Pourquoi est-on inégaux face au trouble de stress post-traumatique?

Menée par des scientifiques de l’EPFL, une étude consacrée à la réponse hormonale de l’organisme face au stress démontre pourquoi uniquement certaines personnes exposées à un traumatisme développent un trouble de stress post-traumatique (TSPT).
© EPFL/iStock

Le stress post-traumatique (TSPT) est une maladie invalidante qui survient après un événement traumatisant. Si de nombreuses personnes subissent un traumatisme, seules 25 à 35% d’entre elles développent un TSPT. Il est essentiel de comprendre les facteurs qui rendent certaines personnes plus vulnérables, tant pour la prévention que pour le traitement.

Une récente étude dirigée par Carmen Sandi et Simone Astori de l’EPFL révèle que le développement d’un TSPT est influencé par les glucocorticoïdes, des hormones, comme le cortisol, que notre organisme libère en réponse au stress. Leurs travaux permettent de mieux comprendre les traits comportementaux et biologiques associés à la vulnérabilité au TSPT.

«Il existe des différences considérables dans les taux de glucocorticoïdes que les individus libèrent dans la circulation sanguine lorsqu’ils sont stressés, déclare Carmen Sandi. De faibles taux de glucocorticoïdes sont fréquemment observés chez les patientes et patients souffrant d’un TSPT après un traumatisme, et ont été initialement suspectés d’être une conséquence de l’exposition à un traumatisme.»

Elle poursuit: «La possibilité qu’il s’agisse d’un trait constituant un facteur de risque préexistant du TSPT est une question restée sans réponse depuis de nombreuses années. Mais son étude est complexe à aborder en raison de la difficulté de recueillir des mesures biologiques avant un traumatisme et d’avoir accès à des modèles animaux pertinents dans lesquels le rôle causal de ces traits peut être étudié.»

«Notre étude fournit des preuves de l’implication directe d’une faible réactivité aux glucocorticoïdes dans le développement de la symptomatologie du TSPT après un traumatisme, à savoir une altération de l’extinction de la peur.»      Carmen Sandi, principale autrice de l'étude

Pour comprendre comment une faible réponse hormonale au stress pourrait être liée aux symptômes du TSPT, les chercheuses et chercheurs ont utilisé un modèle de rat génétiquement sélectionné qui est comparable aux personnes dont la réponse au cortisol est faible. Pour ce faire, l’équipe a eu recours à l’IRM afin de mesurer le volume de différentes aires cérébrales, a entraîné des rats à associer un indice à la peur, a enregistré leurs habitudes de sommeil et a mesuré leur activité cérébrale.

En combinant ces méthodes, les chercheuses et chercheurs ont découvert qu’une faible réactivité aux glucocorticoïdes entraînait une «réponse corrélée à plusieurs traits» comprenant une altération de l’extinction de la peur (chez les mâles), une réduction du volume de l’hippocampe et des troubles du sommeil paradoxal.

Pour expliquer ces termes: l’extinction de la peur est un processus par lequel une réaction de peur conditionnée diminue avec le temps. Les problèmes d’extinction de la peur sont une caractéristique du TSPT. Le sommeil paradoxal est essentiel à la consolidation de la mémoire, et les troubles de ce type de sommeil sont depuis longtemps associés au TSPT.

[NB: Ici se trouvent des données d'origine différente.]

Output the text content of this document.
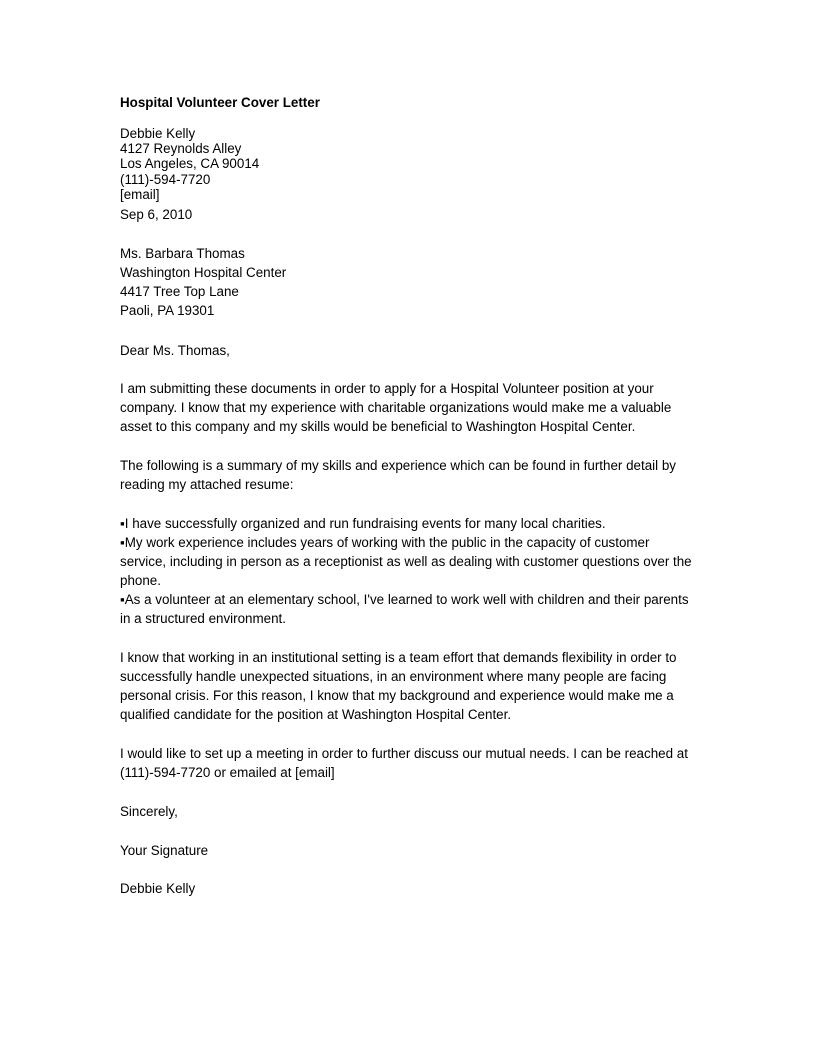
Hospital Volunteer Cover Letter
Debbie Kelly
4127 Reynolds Alley
Los Angeles, CA 90014
(111)-594-7720
[email]
Sep 6, 2010
Ms. Barbara Thomas
Washington Hospital Center
4417 Tree Top Lane
Paoli, PA 19301
Dear Ms. Thomas,
I am submitting these documents in order to apply for a Hospital Volunteer position at your
company. I know that my experience with charitable organizations would make me a valuable
asset to this company and my skills would be beneficial to Washington Hospital Center.
The following is a summary of my skills and experience which can be found in further detail by
reading my attached resume:
▪I have successfully organized and run fundraising events for many local charities.
▪My work experience includes years of working with the public in the capacity of customer
service, including in person as a receptionist as well as dealing with customer questions over the
phone.
▪As a volunteer at an elementary school, I've learned to work well with children and their parents
in a structured environment.
I know that working in an institutional setting is a team effort that demands flexibility in order to
successfully handle unexpected situations, in an environment where many people are facing
personal crisis. For this reason, I know that my background and experience would make me a
qualified candidate for the position at Washington Hospital Center.
I would like to set up a meeting in order to further discuss our mutual needs. I can be reached at
(111)-594-7720 or emailed at [email]
Sincerely,
Your Signature
Debbie Kelly
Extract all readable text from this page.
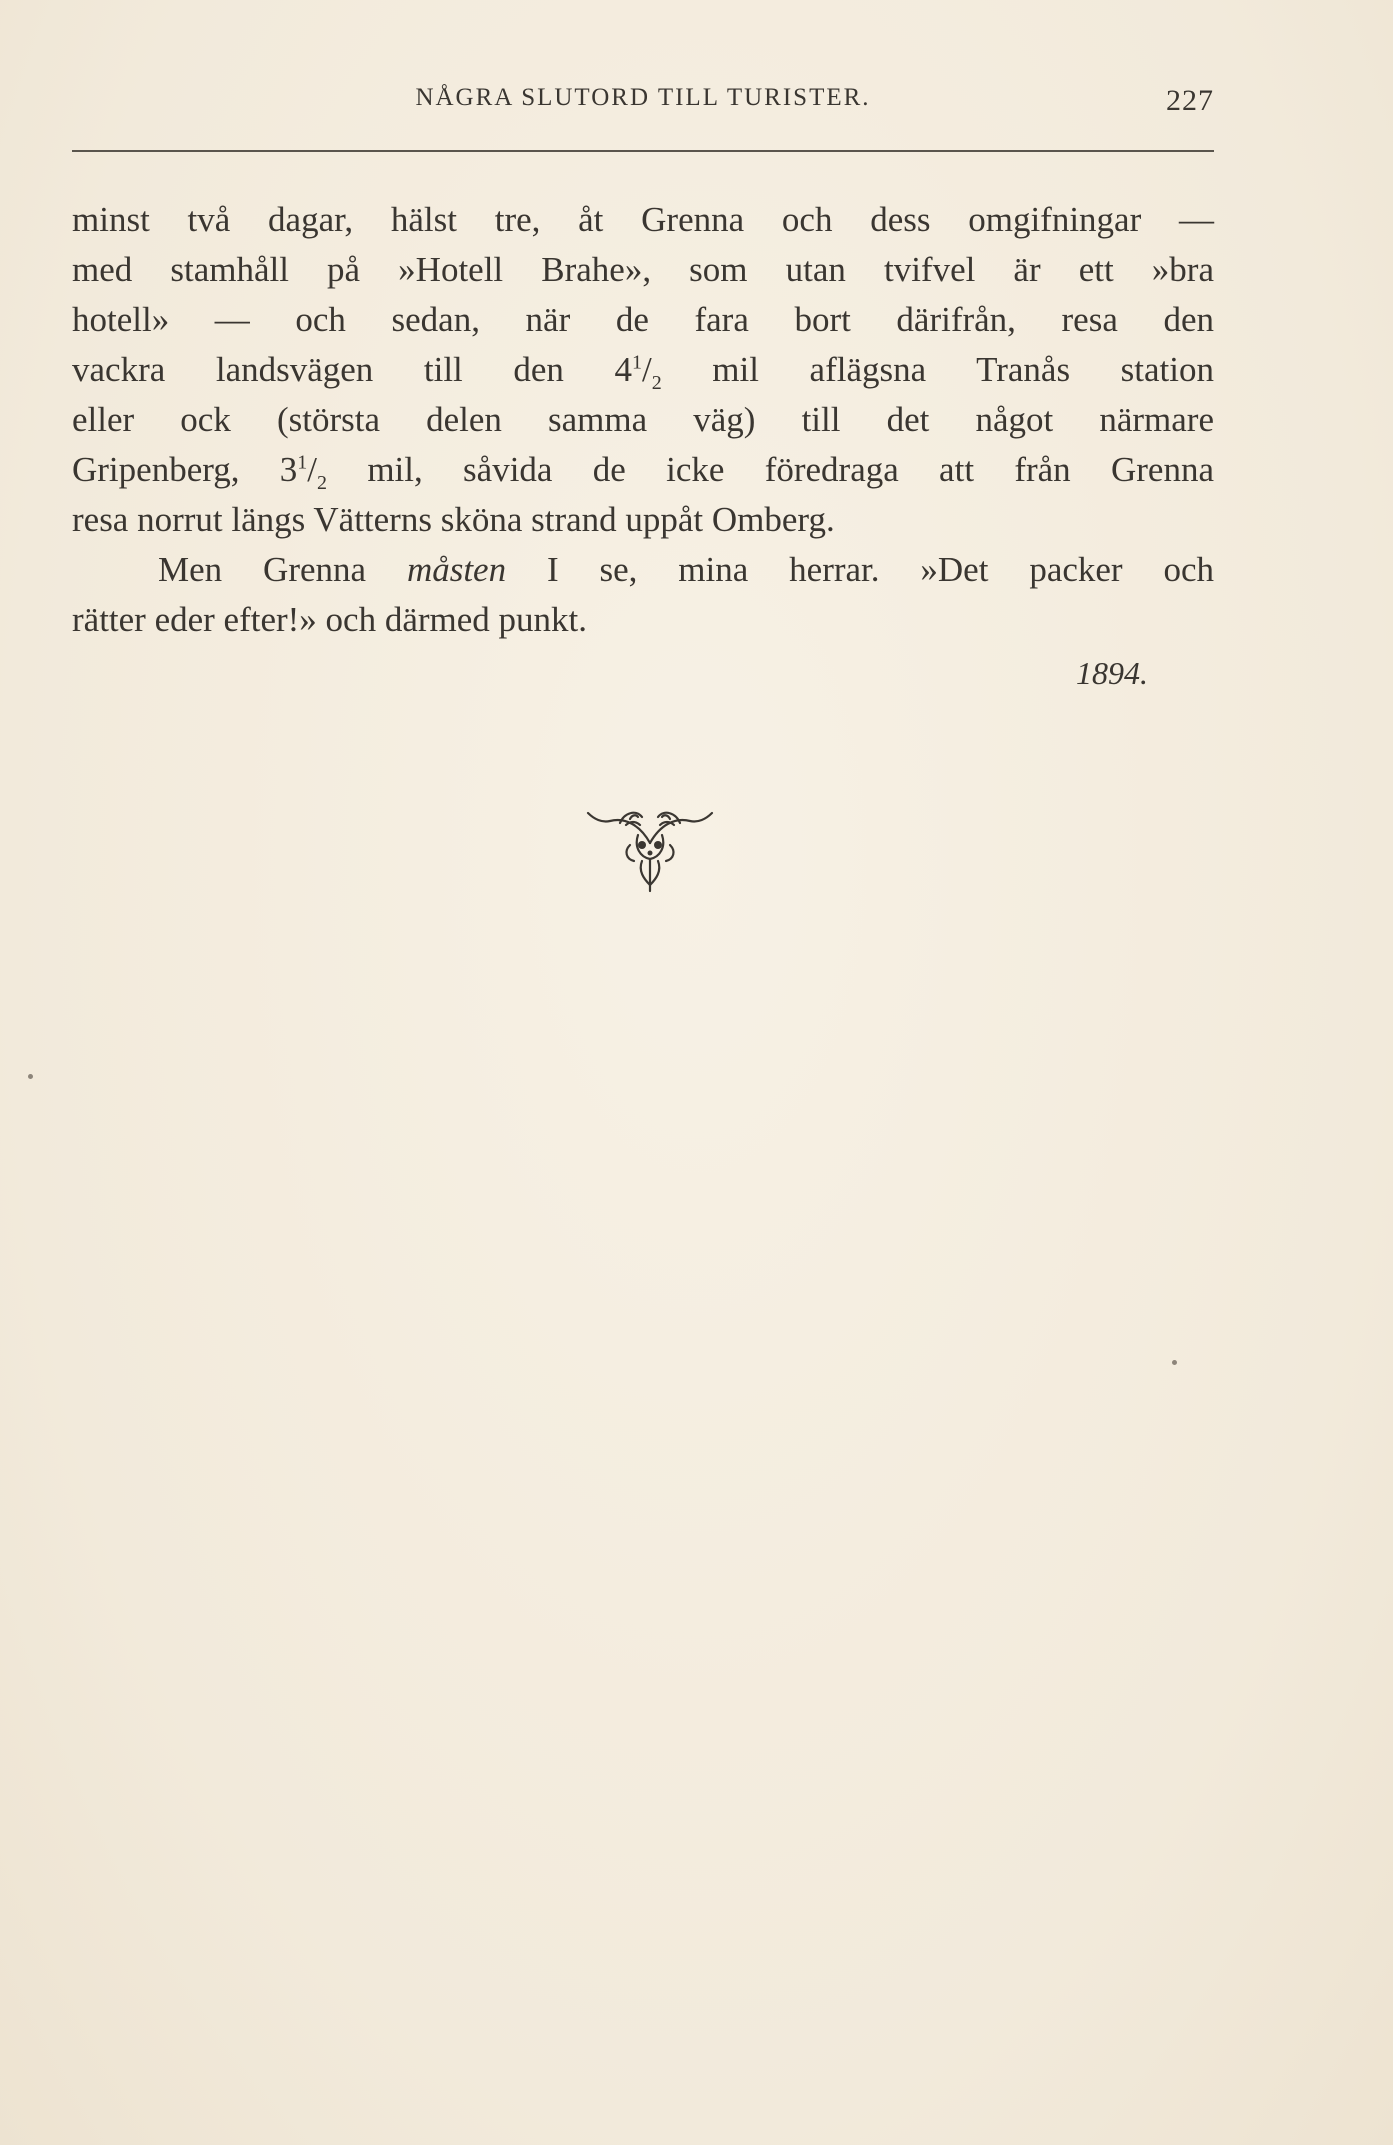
NÅGRA SLUTORD TILL TURISTER.	227
minst två dagar, hälst tre, åt Grenna och dess omgifningar —
med stamhåll på »Hotell Brahe», som utan tvifvel är ett »bra
hotell» — och sedan, när de fara bort därifrån, resa den
vackra landsvägen till den $4^1/_2$ mil aflägsna Tranås station
eller ock (största delen samma väg) till det något närmare
Gripenberg, $3^1/_2$ mil, såvida de icke föredraga att från Grenna
resa norrut längs Vätterns sköna strand uppåt Omberg.
Men Grenna måsten I se, mina herrar. »Det packer och
rätter eder efter!» och därmed punkt.
1894.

Mais l’étude est allée plus loin: les chercheuses et chercheurs ont traité les rats avec l’équivalent d’une thérapie cognitive et comportementale humaine pour réduire leurs peurs acquises. Ensuite, ils ont administré de la corticostérone aux rats. En conséquence, la peur excessive et les troubles du sommeil paradoxal ont diminué. De plus, les taux élevés de norépinéphrine, un neurotransmetteur lié au stress, dans le cerveau sont également revenus à la normale.

«Notre étude fournit des preuves de l’implication directe d’une faible réactivité aux glucocorticoïdes dans le développement de la symptomatologie du TSPT après un traumatisme, à savoir une altération de l’extinction de la peur, affirme Carmen Sandi. Elle montre également qu’un faible taux de glucocorticoïdes est impliqué dans la détermination d’autres facteurs de risque et de symptômes qui, jusqu’à présent, n’étaient liés au TSPT que de manière indépendante.»

Silvia Monari, principale autrice de l’étude, ajoute: «En un mot, nous présentons des preuves mécaniques, qui n’existaient pas auparavant, selon lesquelles un faible taux de glucocorticoïdes tels que le cortisol chez l’être humain est une condition qui prédispose les individus à présenter tous les facteurs de vulnérabilité au TSPT, et qui est impliquée dans les déficits d’extinction des souvenirs traumatisants.»